In the Purge movies, one day a year in America, all crime is legal and the police stay home. This would be sensible if the catharsis theory was true. Sure we’d have one bad night, but the other 364 days should be idyllically peaceful. Well perhaps Hitchcock’s statement made the movie-goers happy, but unfortunately it’s dead wrong. Even way back in 1972 the Surgeon General said it was wrong. There’s no excuse to say it today. Hundreds of studies conclusive prove viewing violence actually increase anger and aggression. In fact the link is almost as strong as the link between smoking and lung cancer. If you think denying that link is foolish, then for consistency’s sake we have to agree that violence is not cathartic. No, seeing violence certainly doesn’t automatically cause us to be violent. But it’s undeniable that violence in mass media is a contributing factor to our out of control gun and murder epidemic.

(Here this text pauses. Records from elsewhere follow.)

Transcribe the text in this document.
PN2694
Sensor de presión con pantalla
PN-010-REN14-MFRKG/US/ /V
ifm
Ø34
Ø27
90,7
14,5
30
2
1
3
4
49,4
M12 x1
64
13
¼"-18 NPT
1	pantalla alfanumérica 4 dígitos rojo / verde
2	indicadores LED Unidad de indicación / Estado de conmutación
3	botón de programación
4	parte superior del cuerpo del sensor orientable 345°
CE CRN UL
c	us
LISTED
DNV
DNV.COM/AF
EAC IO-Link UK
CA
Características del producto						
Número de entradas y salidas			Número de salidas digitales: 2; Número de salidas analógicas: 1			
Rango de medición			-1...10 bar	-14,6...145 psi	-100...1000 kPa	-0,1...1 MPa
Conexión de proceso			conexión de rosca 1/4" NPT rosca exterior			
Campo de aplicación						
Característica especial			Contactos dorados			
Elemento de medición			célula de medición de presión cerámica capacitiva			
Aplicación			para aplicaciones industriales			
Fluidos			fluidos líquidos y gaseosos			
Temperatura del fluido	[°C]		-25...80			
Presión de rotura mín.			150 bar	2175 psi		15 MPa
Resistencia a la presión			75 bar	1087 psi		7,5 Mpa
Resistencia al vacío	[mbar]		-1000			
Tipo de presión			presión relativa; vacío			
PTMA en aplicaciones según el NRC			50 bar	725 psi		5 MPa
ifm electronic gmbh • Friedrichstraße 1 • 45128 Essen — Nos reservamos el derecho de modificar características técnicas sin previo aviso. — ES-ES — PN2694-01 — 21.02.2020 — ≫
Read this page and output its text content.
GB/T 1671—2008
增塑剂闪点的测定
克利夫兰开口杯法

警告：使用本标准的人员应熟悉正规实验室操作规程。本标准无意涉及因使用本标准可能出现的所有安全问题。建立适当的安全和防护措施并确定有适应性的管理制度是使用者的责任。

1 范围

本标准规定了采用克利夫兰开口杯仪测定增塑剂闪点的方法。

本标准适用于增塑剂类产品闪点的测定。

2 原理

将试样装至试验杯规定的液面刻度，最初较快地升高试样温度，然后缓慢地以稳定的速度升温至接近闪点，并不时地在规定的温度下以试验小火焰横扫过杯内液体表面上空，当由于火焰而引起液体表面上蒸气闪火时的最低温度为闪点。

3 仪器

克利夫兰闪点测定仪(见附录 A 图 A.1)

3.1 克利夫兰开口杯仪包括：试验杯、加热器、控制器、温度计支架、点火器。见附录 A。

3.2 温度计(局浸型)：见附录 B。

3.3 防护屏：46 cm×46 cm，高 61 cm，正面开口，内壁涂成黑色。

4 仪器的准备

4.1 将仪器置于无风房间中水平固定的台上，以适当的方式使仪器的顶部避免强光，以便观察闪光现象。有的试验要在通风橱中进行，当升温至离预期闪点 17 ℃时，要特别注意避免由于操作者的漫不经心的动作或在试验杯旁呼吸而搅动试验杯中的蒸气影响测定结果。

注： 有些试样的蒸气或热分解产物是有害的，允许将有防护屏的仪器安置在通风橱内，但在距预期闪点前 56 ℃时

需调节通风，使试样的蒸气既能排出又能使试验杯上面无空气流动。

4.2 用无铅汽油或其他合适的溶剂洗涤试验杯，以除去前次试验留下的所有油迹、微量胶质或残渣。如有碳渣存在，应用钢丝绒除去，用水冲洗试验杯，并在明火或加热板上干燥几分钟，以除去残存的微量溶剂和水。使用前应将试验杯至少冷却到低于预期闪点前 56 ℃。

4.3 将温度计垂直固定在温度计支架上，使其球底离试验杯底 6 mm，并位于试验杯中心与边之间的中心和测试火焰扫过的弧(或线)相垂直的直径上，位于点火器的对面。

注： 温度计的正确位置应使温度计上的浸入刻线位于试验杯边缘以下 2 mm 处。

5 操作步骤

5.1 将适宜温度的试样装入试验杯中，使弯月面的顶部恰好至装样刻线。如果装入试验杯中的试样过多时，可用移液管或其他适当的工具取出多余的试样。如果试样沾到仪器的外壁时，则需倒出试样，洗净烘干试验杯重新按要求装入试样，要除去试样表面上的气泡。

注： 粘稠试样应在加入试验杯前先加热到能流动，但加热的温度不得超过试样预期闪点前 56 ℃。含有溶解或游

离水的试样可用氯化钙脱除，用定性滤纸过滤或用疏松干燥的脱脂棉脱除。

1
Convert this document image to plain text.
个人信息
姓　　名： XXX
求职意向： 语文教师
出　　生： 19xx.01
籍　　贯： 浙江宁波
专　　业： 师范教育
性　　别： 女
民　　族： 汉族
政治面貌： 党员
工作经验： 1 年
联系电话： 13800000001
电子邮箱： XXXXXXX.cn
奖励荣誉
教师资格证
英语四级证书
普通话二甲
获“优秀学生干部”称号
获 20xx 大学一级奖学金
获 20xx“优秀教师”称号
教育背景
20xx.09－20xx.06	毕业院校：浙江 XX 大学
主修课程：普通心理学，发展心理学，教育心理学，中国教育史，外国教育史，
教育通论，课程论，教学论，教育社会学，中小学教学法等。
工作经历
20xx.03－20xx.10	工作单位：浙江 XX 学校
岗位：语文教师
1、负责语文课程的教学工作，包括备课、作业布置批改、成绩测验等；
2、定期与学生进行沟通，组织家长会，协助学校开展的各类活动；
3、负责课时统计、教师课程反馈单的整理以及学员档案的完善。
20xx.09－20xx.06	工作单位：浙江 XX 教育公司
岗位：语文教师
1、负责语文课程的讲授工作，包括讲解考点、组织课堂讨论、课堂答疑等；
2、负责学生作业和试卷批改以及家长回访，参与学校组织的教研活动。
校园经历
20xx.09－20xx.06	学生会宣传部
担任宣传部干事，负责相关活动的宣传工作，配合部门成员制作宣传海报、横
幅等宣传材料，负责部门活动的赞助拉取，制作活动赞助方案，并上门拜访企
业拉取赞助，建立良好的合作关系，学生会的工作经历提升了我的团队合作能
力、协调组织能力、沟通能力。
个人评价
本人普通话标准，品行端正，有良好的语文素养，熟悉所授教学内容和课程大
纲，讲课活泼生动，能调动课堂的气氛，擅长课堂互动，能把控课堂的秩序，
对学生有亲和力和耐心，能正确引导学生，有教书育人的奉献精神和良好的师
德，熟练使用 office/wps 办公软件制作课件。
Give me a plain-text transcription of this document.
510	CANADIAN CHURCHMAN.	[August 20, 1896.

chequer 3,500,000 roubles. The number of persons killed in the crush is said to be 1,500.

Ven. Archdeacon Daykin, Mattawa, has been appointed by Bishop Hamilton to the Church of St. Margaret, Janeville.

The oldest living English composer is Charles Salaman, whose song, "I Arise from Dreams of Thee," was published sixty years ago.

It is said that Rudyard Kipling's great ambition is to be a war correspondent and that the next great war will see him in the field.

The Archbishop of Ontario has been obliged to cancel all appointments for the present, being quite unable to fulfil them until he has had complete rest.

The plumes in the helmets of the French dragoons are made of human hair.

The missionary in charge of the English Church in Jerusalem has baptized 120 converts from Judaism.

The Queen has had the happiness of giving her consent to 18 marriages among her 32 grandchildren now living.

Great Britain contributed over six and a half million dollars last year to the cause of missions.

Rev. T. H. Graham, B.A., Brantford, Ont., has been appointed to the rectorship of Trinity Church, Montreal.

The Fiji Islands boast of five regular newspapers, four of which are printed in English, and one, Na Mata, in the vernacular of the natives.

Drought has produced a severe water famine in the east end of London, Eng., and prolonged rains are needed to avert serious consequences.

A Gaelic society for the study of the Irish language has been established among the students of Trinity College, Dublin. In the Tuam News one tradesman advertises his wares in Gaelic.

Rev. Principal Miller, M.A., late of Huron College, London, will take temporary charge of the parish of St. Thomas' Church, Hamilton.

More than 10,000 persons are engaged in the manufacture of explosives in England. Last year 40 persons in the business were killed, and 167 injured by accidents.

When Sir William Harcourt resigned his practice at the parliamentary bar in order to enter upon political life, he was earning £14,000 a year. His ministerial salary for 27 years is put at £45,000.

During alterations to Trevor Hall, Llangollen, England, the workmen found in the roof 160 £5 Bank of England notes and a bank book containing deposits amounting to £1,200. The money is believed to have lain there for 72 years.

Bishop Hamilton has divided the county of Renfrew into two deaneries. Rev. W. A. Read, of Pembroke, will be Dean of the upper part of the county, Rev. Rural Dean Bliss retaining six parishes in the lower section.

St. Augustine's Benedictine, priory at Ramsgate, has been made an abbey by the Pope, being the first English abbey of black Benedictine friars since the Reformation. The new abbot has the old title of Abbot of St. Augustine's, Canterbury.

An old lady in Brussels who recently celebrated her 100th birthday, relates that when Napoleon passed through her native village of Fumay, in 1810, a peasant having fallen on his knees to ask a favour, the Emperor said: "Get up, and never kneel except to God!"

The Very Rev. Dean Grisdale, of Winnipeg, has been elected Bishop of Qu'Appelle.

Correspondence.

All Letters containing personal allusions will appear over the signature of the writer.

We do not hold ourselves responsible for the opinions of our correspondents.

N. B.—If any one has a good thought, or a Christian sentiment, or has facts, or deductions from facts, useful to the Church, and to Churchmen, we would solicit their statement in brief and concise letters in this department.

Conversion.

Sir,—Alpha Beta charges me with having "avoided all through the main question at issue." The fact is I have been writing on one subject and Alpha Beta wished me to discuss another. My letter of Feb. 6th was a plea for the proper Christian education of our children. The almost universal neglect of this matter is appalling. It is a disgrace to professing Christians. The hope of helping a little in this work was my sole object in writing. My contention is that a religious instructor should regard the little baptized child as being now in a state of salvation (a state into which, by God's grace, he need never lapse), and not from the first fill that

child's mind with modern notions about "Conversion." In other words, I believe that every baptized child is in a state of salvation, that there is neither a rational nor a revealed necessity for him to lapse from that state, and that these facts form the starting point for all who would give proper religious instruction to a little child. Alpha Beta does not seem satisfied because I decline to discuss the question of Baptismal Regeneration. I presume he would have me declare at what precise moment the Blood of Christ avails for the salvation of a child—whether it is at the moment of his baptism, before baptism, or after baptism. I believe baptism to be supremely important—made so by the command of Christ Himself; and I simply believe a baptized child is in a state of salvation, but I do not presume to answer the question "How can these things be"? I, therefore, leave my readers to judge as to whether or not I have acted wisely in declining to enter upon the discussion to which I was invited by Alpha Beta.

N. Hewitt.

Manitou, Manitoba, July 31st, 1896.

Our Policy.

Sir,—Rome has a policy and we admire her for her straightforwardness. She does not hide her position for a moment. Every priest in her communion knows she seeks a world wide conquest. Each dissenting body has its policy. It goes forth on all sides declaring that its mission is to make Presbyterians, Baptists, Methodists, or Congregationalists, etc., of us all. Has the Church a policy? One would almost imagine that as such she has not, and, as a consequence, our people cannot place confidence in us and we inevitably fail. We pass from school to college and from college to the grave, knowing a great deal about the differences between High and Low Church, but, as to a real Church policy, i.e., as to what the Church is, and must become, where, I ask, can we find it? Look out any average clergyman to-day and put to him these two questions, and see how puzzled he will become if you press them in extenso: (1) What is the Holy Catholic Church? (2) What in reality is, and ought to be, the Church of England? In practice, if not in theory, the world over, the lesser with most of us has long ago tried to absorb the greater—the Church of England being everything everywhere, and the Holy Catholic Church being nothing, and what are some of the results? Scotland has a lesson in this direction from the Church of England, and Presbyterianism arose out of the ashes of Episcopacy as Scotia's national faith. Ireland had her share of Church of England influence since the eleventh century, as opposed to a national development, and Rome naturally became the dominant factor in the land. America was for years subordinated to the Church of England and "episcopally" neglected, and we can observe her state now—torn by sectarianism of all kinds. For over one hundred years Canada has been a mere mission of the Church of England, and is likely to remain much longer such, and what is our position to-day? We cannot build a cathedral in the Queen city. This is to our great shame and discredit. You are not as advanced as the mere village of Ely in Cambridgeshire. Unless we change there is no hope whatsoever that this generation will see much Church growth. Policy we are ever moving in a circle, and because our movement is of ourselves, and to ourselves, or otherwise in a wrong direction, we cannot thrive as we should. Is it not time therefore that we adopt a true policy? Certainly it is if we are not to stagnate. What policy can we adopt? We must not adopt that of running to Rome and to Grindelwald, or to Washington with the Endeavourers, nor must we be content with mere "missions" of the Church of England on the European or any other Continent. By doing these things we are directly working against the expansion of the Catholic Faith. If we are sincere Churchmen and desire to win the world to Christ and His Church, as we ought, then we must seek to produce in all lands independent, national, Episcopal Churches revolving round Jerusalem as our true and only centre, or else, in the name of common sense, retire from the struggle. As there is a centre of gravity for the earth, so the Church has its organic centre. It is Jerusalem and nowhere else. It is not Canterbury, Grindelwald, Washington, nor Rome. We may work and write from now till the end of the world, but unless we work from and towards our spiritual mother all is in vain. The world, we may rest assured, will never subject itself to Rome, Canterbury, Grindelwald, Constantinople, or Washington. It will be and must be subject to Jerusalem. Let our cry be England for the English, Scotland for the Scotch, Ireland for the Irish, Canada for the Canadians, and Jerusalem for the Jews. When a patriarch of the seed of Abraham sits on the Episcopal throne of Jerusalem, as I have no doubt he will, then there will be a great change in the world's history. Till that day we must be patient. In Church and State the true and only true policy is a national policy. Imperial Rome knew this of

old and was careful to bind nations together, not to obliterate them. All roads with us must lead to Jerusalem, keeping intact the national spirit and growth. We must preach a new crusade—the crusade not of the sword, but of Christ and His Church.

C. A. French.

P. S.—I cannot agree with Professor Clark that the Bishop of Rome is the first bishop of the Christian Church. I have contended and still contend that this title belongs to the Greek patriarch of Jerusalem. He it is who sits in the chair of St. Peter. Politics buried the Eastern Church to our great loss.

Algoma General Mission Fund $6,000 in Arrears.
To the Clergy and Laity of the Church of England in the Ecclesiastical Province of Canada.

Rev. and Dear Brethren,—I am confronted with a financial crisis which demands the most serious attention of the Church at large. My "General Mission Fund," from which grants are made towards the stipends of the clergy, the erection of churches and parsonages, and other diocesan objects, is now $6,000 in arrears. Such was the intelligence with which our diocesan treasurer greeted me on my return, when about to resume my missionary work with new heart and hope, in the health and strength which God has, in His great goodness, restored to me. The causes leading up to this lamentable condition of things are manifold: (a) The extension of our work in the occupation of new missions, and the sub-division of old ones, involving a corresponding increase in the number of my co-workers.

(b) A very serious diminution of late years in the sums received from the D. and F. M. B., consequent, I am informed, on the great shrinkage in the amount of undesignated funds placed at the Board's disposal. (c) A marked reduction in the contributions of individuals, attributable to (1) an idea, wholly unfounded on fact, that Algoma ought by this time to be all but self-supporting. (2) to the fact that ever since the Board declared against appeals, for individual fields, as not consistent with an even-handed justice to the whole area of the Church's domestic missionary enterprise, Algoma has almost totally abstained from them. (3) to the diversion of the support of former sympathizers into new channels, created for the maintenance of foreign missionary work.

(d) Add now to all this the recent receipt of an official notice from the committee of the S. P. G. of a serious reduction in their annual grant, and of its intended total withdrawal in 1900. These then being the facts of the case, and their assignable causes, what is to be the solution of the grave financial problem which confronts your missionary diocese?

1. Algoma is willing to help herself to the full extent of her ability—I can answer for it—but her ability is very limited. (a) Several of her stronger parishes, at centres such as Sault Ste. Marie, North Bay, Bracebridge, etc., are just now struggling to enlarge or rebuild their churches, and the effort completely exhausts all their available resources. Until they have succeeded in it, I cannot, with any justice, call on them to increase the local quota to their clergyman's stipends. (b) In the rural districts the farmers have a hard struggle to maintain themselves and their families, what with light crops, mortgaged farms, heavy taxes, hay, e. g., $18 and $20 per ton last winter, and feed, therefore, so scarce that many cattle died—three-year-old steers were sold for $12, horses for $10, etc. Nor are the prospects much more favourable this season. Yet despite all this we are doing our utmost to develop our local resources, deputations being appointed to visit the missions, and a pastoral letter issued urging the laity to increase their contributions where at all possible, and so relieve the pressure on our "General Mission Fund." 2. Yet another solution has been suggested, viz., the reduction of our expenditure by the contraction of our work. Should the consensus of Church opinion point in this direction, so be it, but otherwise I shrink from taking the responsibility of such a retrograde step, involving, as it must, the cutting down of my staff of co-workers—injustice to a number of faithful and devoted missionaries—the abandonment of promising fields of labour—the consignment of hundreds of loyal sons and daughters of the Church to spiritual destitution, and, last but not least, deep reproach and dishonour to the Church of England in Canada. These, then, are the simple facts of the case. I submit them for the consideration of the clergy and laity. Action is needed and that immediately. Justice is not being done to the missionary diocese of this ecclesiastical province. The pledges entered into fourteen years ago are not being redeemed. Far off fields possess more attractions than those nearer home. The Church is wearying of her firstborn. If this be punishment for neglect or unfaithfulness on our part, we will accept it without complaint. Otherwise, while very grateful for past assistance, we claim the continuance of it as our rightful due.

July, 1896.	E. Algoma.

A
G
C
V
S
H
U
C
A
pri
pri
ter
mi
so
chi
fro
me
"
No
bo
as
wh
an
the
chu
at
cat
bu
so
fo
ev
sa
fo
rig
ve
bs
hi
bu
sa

So how can us as sports fans help stem this alarming tide? I certainly agree that violence can make a game more exciting. A big hit in football draws great oohs and aahs from the crowd. Many hockey fans go just for the fights. It’s not sensible or realistic to call for a cold turkey solution. But I would appreciate it if parents would direct their children towards less violent sports. I think basketball is a very entertaining and fast paced game that’s quite physical. But a player has to play with skill and finesse. Two hands on an offensive player is automatically a foul. Basketball is a game that teaches kids to play and work hard without doing anything to injure the other team. In baseball you usually can’t touch another player at all or obstruction or interference would be called. And I think even football is an acceptable sport if coaches teach good tackling form and discourage big hits for the sake of big hits. But in my opinion I don’t think we should celebrate an athlete going after an opponent or a sport where someone is paid for sending someone to the hospital (Holm got choked unconscious in her last fight). Yes it entertains many. But violence is tearing this country-and this world-apart. It’s about time we found a hobby that sends the right message about acceptable human behavior.